Painting by John Phillip

The Early Career of Murillo, 1634 is an oil on canvas history painting by the British artist John Phillip, from 1865. It is held in a private collection.

==History and description==
It depicts a scene from the life of the Spanish 17th-century painter Bartolomé Esteban Murillo. The young Murillo, at the left, in the shadow, scraped a living by selling pictures at the weekly fair held at the Alameda de Hércules, in Seville. The scene attracts several people, specially from the upper classes, but also seems to interest commoners. Three monks seem to be very interested by one of his paintings, possibly of religious matter. A barefoot woman, of dark complexion, possibly of mixed race or a gypsy, with her baby, also seems to have taken interest on it. A man riding a donkey can be seen at the right, eating and drinking. At the bottom right, some pottery and fruits seem to create a sill-life. The background shows the belfry of the church of All Saints. The painting seems to draw inspiration from Murillo's own genre scenes. Phillip was inspired by a passage in William Stirling-Maxwell's 1847 book Annals of the Artists of Spain for this depiction.

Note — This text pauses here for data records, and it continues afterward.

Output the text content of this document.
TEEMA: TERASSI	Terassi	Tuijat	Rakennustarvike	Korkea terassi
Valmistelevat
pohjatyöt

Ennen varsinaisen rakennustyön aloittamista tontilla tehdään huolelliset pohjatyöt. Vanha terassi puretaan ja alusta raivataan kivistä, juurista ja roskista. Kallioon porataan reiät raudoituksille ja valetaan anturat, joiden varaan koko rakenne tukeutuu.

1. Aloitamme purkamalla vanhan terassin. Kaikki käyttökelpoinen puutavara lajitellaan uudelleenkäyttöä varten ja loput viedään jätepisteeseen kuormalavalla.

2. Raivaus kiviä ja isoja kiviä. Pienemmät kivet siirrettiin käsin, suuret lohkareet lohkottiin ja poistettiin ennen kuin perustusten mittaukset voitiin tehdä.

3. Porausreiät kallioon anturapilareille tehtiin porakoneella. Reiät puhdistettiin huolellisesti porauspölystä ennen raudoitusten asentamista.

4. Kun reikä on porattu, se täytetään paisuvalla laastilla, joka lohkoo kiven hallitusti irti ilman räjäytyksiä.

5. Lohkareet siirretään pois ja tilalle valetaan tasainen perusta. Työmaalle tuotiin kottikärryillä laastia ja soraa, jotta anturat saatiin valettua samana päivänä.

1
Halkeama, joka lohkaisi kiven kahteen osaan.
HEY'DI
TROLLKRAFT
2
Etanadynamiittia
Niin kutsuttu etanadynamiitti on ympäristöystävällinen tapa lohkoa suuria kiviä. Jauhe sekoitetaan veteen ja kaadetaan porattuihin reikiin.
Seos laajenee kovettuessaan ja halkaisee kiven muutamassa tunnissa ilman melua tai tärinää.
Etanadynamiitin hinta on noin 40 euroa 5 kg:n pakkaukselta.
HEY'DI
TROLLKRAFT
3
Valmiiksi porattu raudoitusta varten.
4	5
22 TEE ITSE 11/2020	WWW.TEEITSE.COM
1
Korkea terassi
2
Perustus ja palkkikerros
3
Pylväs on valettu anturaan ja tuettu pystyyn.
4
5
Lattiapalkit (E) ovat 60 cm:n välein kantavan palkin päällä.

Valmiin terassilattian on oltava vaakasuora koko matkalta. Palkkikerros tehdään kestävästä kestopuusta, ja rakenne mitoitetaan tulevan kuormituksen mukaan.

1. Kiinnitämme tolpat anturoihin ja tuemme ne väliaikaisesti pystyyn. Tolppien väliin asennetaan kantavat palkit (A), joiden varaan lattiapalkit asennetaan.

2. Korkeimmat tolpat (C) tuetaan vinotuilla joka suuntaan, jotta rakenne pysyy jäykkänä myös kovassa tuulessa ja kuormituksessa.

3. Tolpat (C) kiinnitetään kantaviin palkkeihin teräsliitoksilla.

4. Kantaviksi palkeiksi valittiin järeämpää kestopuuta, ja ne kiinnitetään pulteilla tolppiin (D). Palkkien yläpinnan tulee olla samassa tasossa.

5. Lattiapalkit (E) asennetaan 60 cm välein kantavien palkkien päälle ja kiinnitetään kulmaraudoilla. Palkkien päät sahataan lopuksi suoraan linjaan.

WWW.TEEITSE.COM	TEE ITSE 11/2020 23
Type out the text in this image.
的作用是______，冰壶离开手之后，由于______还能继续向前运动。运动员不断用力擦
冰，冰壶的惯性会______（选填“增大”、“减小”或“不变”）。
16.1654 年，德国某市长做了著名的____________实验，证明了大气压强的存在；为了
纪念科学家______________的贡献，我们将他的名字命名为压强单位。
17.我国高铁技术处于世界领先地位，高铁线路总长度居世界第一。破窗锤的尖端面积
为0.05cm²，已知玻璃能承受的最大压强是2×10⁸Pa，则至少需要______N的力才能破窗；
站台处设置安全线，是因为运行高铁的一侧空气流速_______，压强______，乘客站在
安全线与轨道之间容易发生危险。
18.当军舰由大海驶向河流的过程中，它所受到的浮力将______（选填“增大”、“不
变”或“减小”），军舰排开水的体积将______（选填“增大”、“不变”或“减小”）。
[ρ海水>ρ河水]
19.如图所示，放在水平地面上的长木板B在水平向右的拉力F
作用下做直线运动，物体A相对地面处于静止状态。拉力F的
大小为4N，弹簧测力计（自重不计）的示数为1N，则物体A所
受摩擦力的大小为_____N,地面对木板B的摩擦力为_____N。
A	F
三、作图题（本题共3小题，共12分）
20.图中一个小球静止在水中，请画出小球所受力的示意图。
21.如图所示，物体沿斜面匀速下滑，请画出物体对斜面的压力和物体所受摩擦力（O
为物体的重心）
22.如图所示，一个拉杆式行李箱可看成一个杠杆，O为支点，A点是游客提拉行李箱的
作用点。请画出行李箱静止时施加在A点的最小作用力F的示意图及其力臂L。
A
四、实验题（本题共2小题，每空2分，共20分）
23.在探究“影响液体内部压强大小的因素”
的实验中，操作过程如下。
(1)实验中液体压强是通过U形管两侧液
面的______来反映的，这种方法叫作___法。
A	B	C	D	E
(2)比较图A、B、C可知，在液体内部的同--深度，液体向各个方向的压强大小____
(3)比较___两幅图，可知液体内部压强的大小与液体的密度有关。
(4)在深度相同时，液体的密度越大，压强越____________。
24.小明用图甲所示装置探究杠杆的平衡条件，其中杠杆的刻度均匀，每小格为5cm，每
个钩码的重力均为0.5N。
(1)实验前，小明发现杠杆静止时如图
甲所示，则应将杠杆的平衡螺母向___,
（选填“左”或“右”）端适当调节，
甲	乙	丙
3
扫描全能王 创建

The Aberdeen-born Phillip began his career as a member of The Clique, producing genre scenes of British life. However after a visit to Spain in 1851, he dramatically altered his style and he produced a large number of works depicting Spanish life. The painting was displayed at the Royal Academy Exhibition of 1865 held at the National Gallery, in London, where it received an enthusiastic reception, and again at the International Exhibition of 1873 in South Kensington.

==Art market==
The painting was sold by £94,650 at Christie's, on 19 February 2003.

==Bibliography==
- Boone, Mary Elizabeth. Vistas de España: American Views of Art and Life in Spain, 1860-1914. Yale University Press, 2007.
- Clarke, Deborah & Remington, Vanessa. Scottish Artists 1750-1900: From Caledonia to the Continent. Royal Collection Trust, 2015.
- Harris, Enriqueta, Macartney, Hilary & Glendinning, Nigel. Spanish Art in Britain and Ireland, 1750-1920. Tamesis, 2010.